We Lepers
By Sr. Georgina Delgado op
Blessed Damien De Veuster, SS.CC.
Born : January 3, 1840
Died : April 15, 1889
Feast Day : May 10
Molokai, known as the leper colony island of Hawaii, is located west of Maui, the island where I am presently stationed.
Since I first came here to Hawaii in 1982, I have been keeping this secret desire in my heart to see Father Damien’s grave and the place were he demonstrated the greatest act of love. My opportunity came when hundreds of people from other islands, the mainland and even Europe gathered in Molokai to celebrate the interment of Blessed Damien’s relics. But first let me tell you about Blessed Damien.
Damien De Veuster, a young Belgian priest, had served nine years as a missioner in the Hawaiian Islands when he felt called to request a perilous assignment. He asked his superiors that he be allowed to serve on the island of Molokai, the notorious leper colony.
Westerners had arrived in the Hawaiian Islands only late in the eighteenth century, finding a native population of about three hundred thousand. Within a hundred years the ravages of disease had reduce this number to fifty thousand. Among many illnesses, the most dreaded scourge was leprosy. The first case appeared only on 1840, but within thirty years it had reached epidemic proportions. Helpless to control its spread and unable at that time to offer any remedy, the authorities responded in 1868 by establishing a leper settlement on the remote and inaccessible island of Molokai. By law, Hawaiians found to be suffering from the disease were snatched by force from their families and communities and sent to this island exile to perish.
Conditions on the island were horrific. Patients were literally dumped in the surf and left to make their way ashore, seek shelter in caves or squalid shacks, and cling to life as best they could, beyond the pale of any civil or moral law.
It was to this island that Father Damien was assigned. Form the beginning he sought to instill in the members of his ‘parish’ a sense of self-worth and dignity. His first task was to restore dignity to death. Where previously the deceased were tossed into shallow graves to be consumed by pigs and dogs, he designed a clean and fenced-in cemetery and established a proper burial society. He constructed a church and worked alongside the people building clean new houses.
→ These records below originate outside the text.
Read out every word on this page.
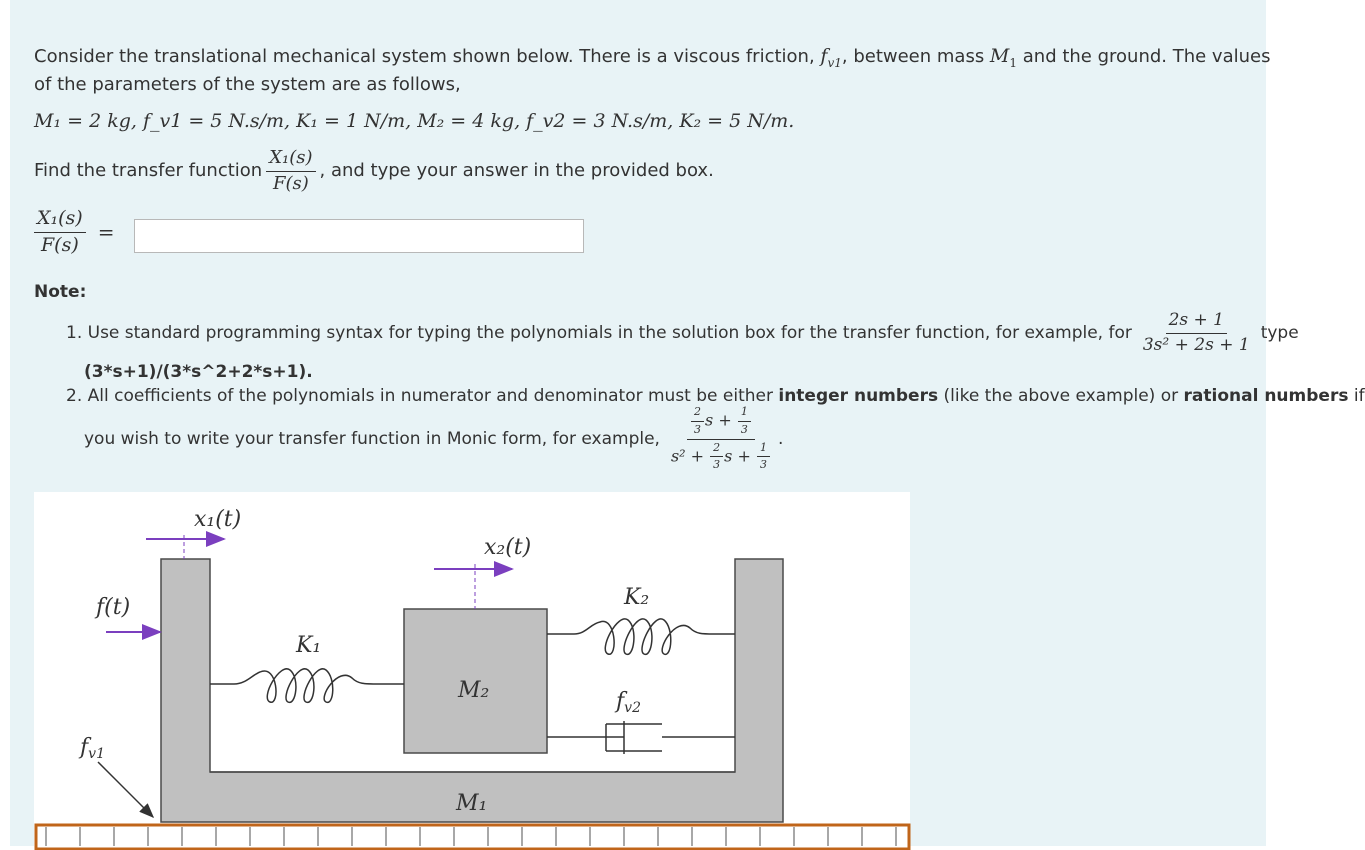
Consider the translational mechanical system shown below. There is a viscous friction, $f_{v1}$, between mass $M_1$ and the ground. The values
of the parameters of the system are as follows,
M₁ = 2 kg, f_v1 = 5 N.s/m, K₁ = 1 N/m, M₂ = 4 kg, f_v2 = 3 N.s/m, K₂ = 5 N/m.
Find the transfer function $\frac{\text{X₁(s)}}{F(s)}$ , and type your answer in the provided box.
$\frac{\text{X₁(s)}}{F(s)}$ =
Note:
1. Use standard programming syntax for typing the polynomials in the solution box for the transfer function, for example, for $\frac{2s + 1}{\text{3s² + 2s + 1}}$ type
(3*s+1)/(3*s^2+2*s+1).
2. All coefficients of the polynomials in numerator and denominator must be either integer numbers (like the above example) or rational numbers if
you wish to write your transfer function in Monic form, for example, $\frac{\frac{2}{3} s + \frac{1}{3}}{s^2 + \frac{2}{3} s + \frac{1}{3}}$ .
x₁(t)
x₂(t)
f(t)
K₁
K₂
M₂
M₁
fv1
fv2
Within several years of his arrival the island was transformed; no longer a way station to death, but a proud and joyful community.
As part of his effort to uplift the self-esteem of his flock, Damien realized from the beginning that he must not shrink from contact with the people.
FATHER DAMIEN OF Molokai
1840-1889
Father Damien ministered to the sick and dying lepers who were banished to the island of Molokai. The Hawaiian royalty supported him with great ‘aloha’. He was beatified in June of 1995 by Pope John Paul II.
Despite the horrid physical effects of the disease, he insisted on intimate contact with them. When he preached, he made a habit of referring to his flock not as “my brothers and sisters,” but “we lepers”.
One day this reference assumed new meaning as Damien recognized himself the unmistakable symptoms of the disease. Now he was truly one with the suffering of this people, literally confined, as they were, to the island of Molokai. Despite the advancing illness, which eventually ravaged his body, he redoubled his efforts, working tirelessly in his building projects and his pastoral responsibilities.
In his last years he suffered terrible bouts of loneliness, feeling keenly the lack of a religious community of support, and even the opportunity to receive absolution. On one occasion a visiting bishop refused to disembark from his ship. Damien rowed out to meet him and suffered the humiliation of shouting up his confession. Because of fear of contagion he was even forbidden to visit the mission headquarters of his order in Honolulu.
Damien died of leprosy on April 15, 1889. By that time his fame had spread widely throughout the world. He was beatified in 1995 by Pope John Paul II
It took this account from ALL SAINTS by Robert Ellsberg.
As I said above, I joined the group going to Blessed Damien's grave. We knew we got to the island of Molokai, we passed through rugged and dusty roads. Looking at the steep mountains and wide oceans that enclosed the peninsula of Kalaupapa put me in awe – an awe that made me reflect on Blessed Damien’s shining witness of love and care for the poorest, the most abandoned and forsaken.
As I touched blessed Damien’s relic wrapped in ‘Kapa’, I felt an inner peace, joy and strength that made me shed some tears. It seemed that Blessed Damien’s spirit penetrated my soul. The words from the song Heal the World rang in my ears. It was as if Blessed Damien was saying these works to me there’s a place in your heart and I know that it is love... in this place know that it is love... in this place you’ feel there’s no hurt or sorrow. Heal the World, make it a better place for you and for me.
By law, Hawaiians found to be suffering from the disease were snatched by force from their families and communities and sent to this island exile to perish.